After being released on a $2.5 million bond, Bob’s bond was later revoked for talking to a potential witness who could clear him. They sent him to a supermax facility in Utah, where he spent 17 months in solitary confinement.

Prison University

In solitary, Bob discovered that toilets are cell phones in prison. He emptied the water out of his toilet and started talking to a guy named Matt in the cell below. “Never saw him. Never learned his last name, never heard from ever since, but the guy like saved my life. He like literally schooled me on prison.”

That’s when Bob’s perspective shifted. “I started to realize that a lot of the men that I met along the journey were better men than I worked with. And I started to see things in a different light, because I was part of the system. And it was, you know, hey, you did the crime, you do the time. And then all of a sudden I met these guys.”

The Impossible Defense

Bob’s defense was simple: he was doing his job. But everything he needed to discuss was classified. At a CIPA hearing, the judge ruled that everything in Bob’s head was property of the United States government and he couldn’t talk about it. “Basically you couldn’t do it. You couldn’t have a defense,” Bob said.

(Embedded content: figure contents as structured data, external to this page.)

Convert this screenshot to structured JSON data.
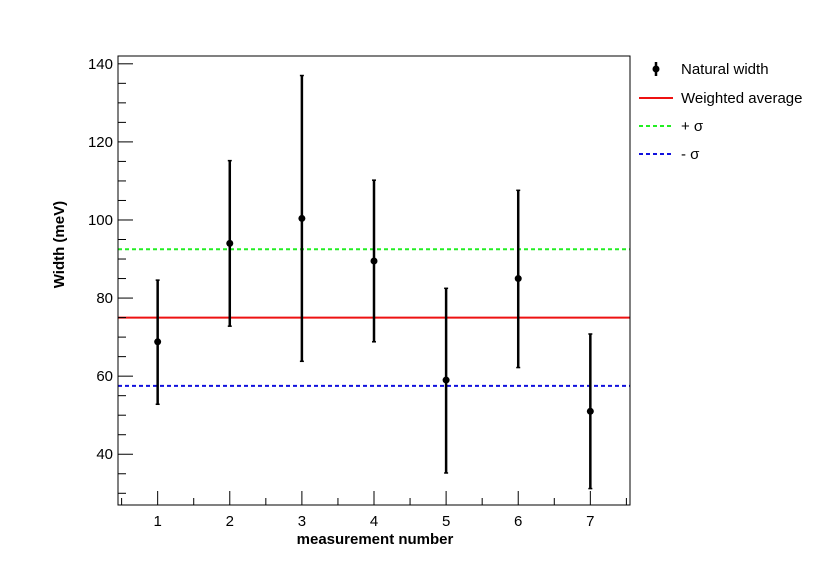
{
  "chart_data": {
    "type": "scatter",
    "xlabel": "measurement number",
    "ylabel": "Width (meV)",
    "xlim": [
      0.45,
      7.55
    ],
    "ylim": [
      27,
      142
    ],
    "x_ticks": [
      1,
      2,
      3,
      4,
      5,
      6,
      7
    ],
    "y_ticks": [
      40,
      60,
      80,
      100,
      120,
      140
    ],
    "grid": false,
    "legend_position": "top-right, outside plot",
    "series": [
      {
        "name": "Natural width",
        "style": "points-with-error-bars",
        "color": "#000000",
        "points": [
          {
            "x": 1,
            "y": 68.8,
            "ylow": 52.8,
            "yhigh": 84.6
          },
          {
            "x": 2,
            "y": 94.0,
            "ylow": 72.8,
            "yhigh": 115.2
          },
          {
            "x": 3,
            "y": 100.4,
            "ylow": 63.8,
            "yhigh": 137.0
          },
          {
            "x": 4,
            "y": 89.5,
            "ylow": 68.8,
            "yhigh": 110.2
          },
          {
            "x": 5,
            "y": 59.0,
            "ylow": 35.2,
            "yhigh": 82.5
          },
          {
            "x": 6,
            "y": 85.0,
            "ylow": 62.2,
            "yhigh": 107.6
          },
          {
            "x": 7,
            "y": 51.0,
            "ylow": 31.2,
            "yhigh": 70.8
          }
        ]
      },
      {
        "name": "Weighted average",
        "style": "hline-solid",
        "color": "#ee1111",
        "y": 75.0
      },
      {
        "name": "+ σ",
        "style": "hline-dashed",
        "color": "#22ee22",
        "y": 92.5
      },
      {
        "name": "- σ",
        "style": "hline-dashed",
        "color": "#1111dd",
        "y": 57.5
      }
    ]
  }
}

When the gavel went down with that ruling, Bob watched the assistant director of the FBI, the head of national security for the CIA, and other officials wave goodbye and walk out of the courtroom. Against his attorney’s advice, Bob pleaded guilty, expecting 21 months. He got 180 months instead.

Bob learned later that the prosecutor’s unit had been under investigation for fabricating evidence in another case involving an Alaska senator. An FBI whistleblower had exposed the misconduct and subsequently took his own life. “I was the next FBI agent in their sites,” Bob said.

Bob served his time and came out the other side. His story shows how the system can turn on its own, how ego can override wisdom, and how the nightmare can happen to anyone, even those who spent their careers believing in the system they thought would protect them.